The former Pfizer campus in New York’s Hudson Valley owned by Industrial Realty Group has gained a new tenant.
The former Pfizer campus in New York’s Hudson Valley owned by Industrial Realty Group has gained a new tenant – NuBiyota, a privately-held company developing an innovative microbiome therapeutics platform.
NuBiyota signed a lease for space on the campus, The Journal News reported. NuBiyota is currently in the process of moving into the campus space. Despite the acknowledgement that NuBiyota is coming to the Pearl River site, the company has remained tight-lipped about what will be the focus of that site.
“I hope that you can respect the fact that NuBiyota is a private company and don’t [SIC] want to disclose any information about its business activities,” Nissim Mashiach, a NuBiyota cofounder told the Journal News in an email.
NuBiyota’s website provides very little information about the company. It only has a contact form on the page.
In April, NuBiyota struck a collaborative deal with Japanese pharma giant Takeda Pharmaceuticals to treat gastroenterology indications for patients with unmet needs. The company’s announced they will collaborate to advance oral microbial consortia products that will be developed using NuBiyota’s microbiome platform for GI indications. In the statement issued by Takeda, NuBiyota described its Microbial Ecosystem Therapeutic as a “clinic-ready microbial consortia” that provides an “entry point for clinical evaluation of microbiome based therapeutics.” The system is designed to enhance the understanding of the role of microbiota in GI disease, Takeda said in its April announcement.
Asit Parikh, head of Takeda’s gastroenterology therapeutic area unit, said at the time of the deal that the collaboration with NuBiyota “reinforces Takeda’s long-term commitment to unmet medical need in gastroenterology and adds to our other microbiome-related partnerships.”

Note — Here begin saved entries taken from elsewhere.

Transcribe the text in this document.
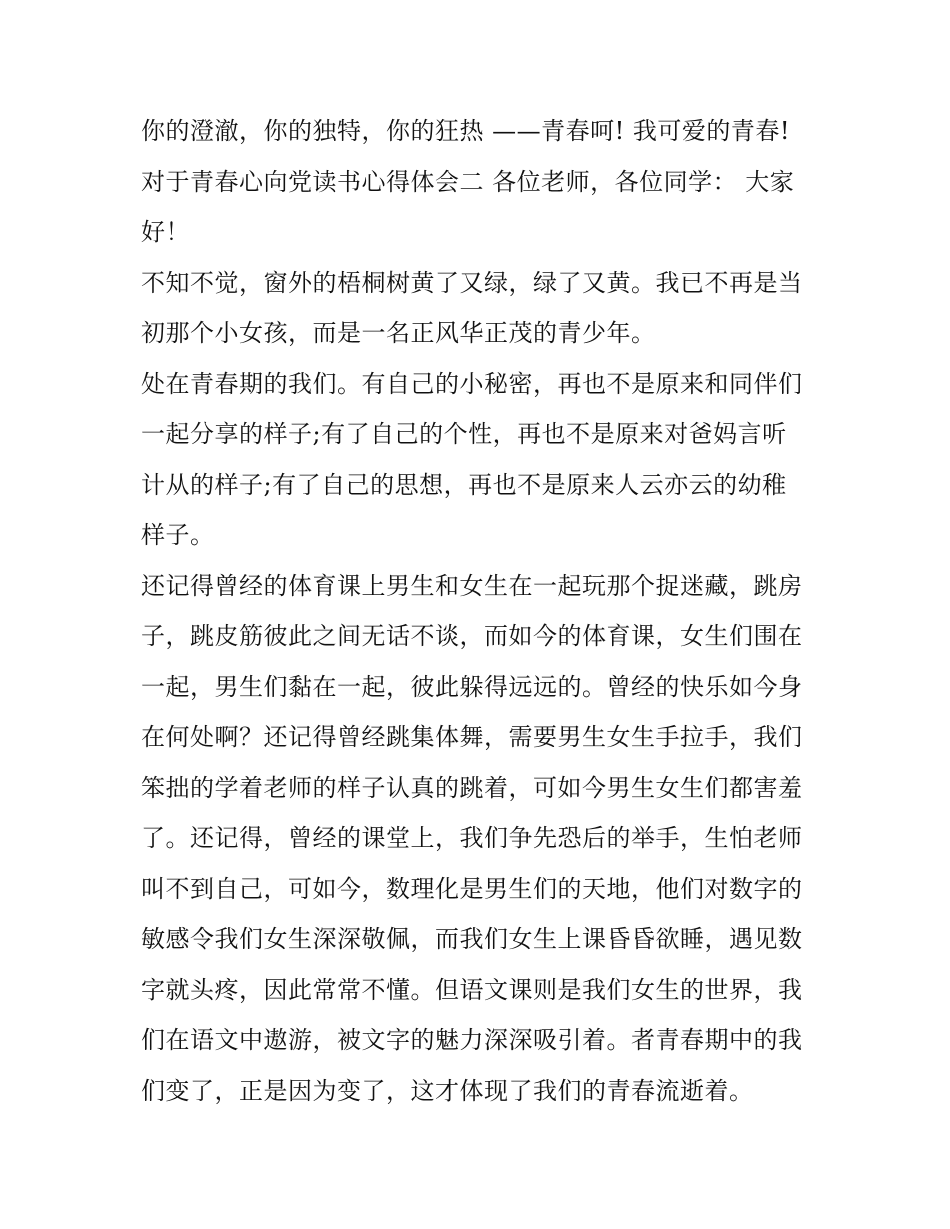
你的澄澈，你的独特，你的狂热 ——青春呵! 我可爱的青春!
对于青春心向党读书心得体会二 各位老师，各位同学： 大家
好！
不知不觉，窗外的梧桐树黄了又绿，绿了又黄。我已不再是当
初那个小女孩，而是一名正风华正茂的青少年。
处在青春期的我们。有自己的小秘密，再也不是原来和同伴们
一起分享的样子;有了自己的个性，再也不是原来对爸妈言听
计从的样子;有了自己的思想，再也不是原来人云亦云的幼稚
样子。
还记得曾经的体育课上男生和女生在一起玩那个捉迷藏，跳房
子，跳皮筋彼此之间无话不谈，而如今的体育课，女生们围在
一起，男生们黏在一起，彼此躲得远远的。曾经的快乐如今身
在何处啊？还记得曾经跳集体舞，需要男生女生手拉手，我们
笨拙的学着老师的样子认真的跳着，可如今男生女生们都害羞
了。还记得，曾经的课堂上，我们争先恐后的举手，生怕老师
叫不到自己，可如今，数理化是男生们的天地，他们对数字的
敏感令我们女生深深敬佩，而我们女生上课昏昏欲睡，遇见数
字就头疼，因此常常不懂。但语文课则是我们女生的世界，我
们在语文中遨游，被文字的魅力深深吸引着。者青春期中的我
们变了，正是因为变了，这才体现了我们的青春流逝着。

NuBiyota’s platform was developed by Emma Allen-Vercoe of the University of Guelph. In April, FierceBiotech reported that Allen-Vercoe and her colleagues treated Clostridium difficile (C.diff) infections with a “cocktail of bacteria” that was described as a synthetic stool. The study, which was performed in 2013, generated excitements after “a 33-strain, 25-species microbial ecosystem derived from a healthy donor was successfully used to treat two elderly patients with severe recurrent C. difficile infections,” FierceBiotech reported. That success spawned NuBiyota.
Since then though, the company has remained in stealth mode. Even details released to the public from the collaboration with Takeda were minimal. A search on LinkedIn reveals a handful of current and former employees at the company, including Yining Zhao, a venture partner at Lilly Asia Ventures, is listed as co-founder and China CEO of NuBiyota. LinkedIn searches show a few former associates and interns, as well as one current research scientist.